Q: I love the subtle but compelling mystical undertone in REDEMPTION, especially the legend of Pico Blanco, which I was actually aware of. How did you come up with that element of the story? Jorie Winston, ME
A: That part of the story came about as I was researching how a body decomposes on limestone. I contacted a geologist who worked in Northern California where the novel takes place. While he was telling me about the various elements of limestone, he suggested I consider using Pico Blanco as a location for the murder due to its natural limestone outcroppings. When I did a quick search on Pico Blanco, I found out about the Native American legend of the birds that formed the area. It was so intriguing to me that I readjusted part of the book and started to incorporate the birds (as metaphors) into the story. I like to think it’s when science met mystical and merged beautifully.
Q: The kidnapping backstory in REDEMPTION reminds me of an old case I read about in Carmel, California. Did you base the story on that case? D. Stowell, CA
A: The story in REDEMPTION is completely made up. If it bears any resemblance to a true story, it’s completely coincidental. (And if you read the book, you know about those pesky “coincidences,” don’t you?”)
Q: I read an interview somewhere that stated you did not use an outline to write REDEMPTION. Did I hear that right? I’m not sure how that’s possible, given the complexity of the story. Carol Meyers, FL
A: It’s true. And looking back, I have no idea how I did it. I certainly wouldn’t do it again nor would I suggest other writers try to juggle all the elements in their head like I did because it starts to get very frustrating at times. I spent a lot of time researching the book, including Fundamentalist Christian cults, alcoholic recovery programs, Post Traumatic Stress Disorder, Stage 4 cancer, etc. since these varying issues are all involved in the story.
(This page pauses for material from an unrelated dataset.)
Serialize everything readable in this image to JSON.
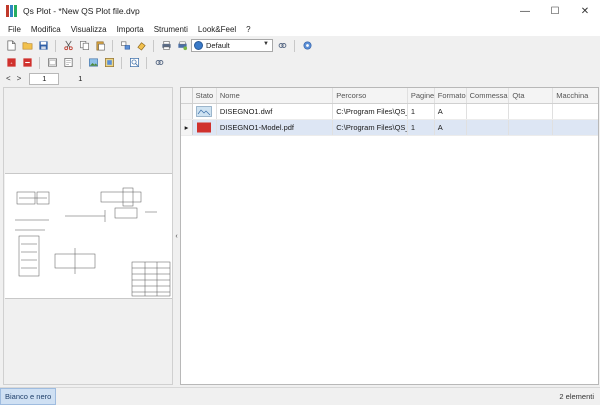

I had a fairly clear idea where the first 50 pages were going, so I just started writing what I had in my crowded head. After that point, I had a reasonable idea of where the story was headed so I kept writing, all the time thinking that I’d put together an outline eventually. But, the story kept writing itself and as long as I held the various storylines in limbo above my head so I could integrate them, I was fine. But seriously, I would NOT do it again.
Q: How did you come up with the character names for the “bad guys” in REDEMPTION?A: I usually give the darker characters (i.e, “the bad guys”) the names of people who I have had conflicts with in my life. Anyone who knows me personally and reads my books will often recognize those names and get a chuckle out of it. However, in the case of REDEMPTION and the main dark character, Lou Peters, I made an exception. I had put a name to every character in the book except “Lou Peters” and I desperately needed come up with something fast. Diving into my memory of past conflicts, none of the people’s names worked for the character. Then I thought, what if I took the first names of my editor at that time and the first name of my agent at that time and blend them together? I checked with my editor to get his OK since his first name would be associated with a fairly vile character. At first he wasn’t taken with the idea but then he emailed to tell me that he would accept the “honor” in “the spirit that it was given.” And thus, Lou Peters was born.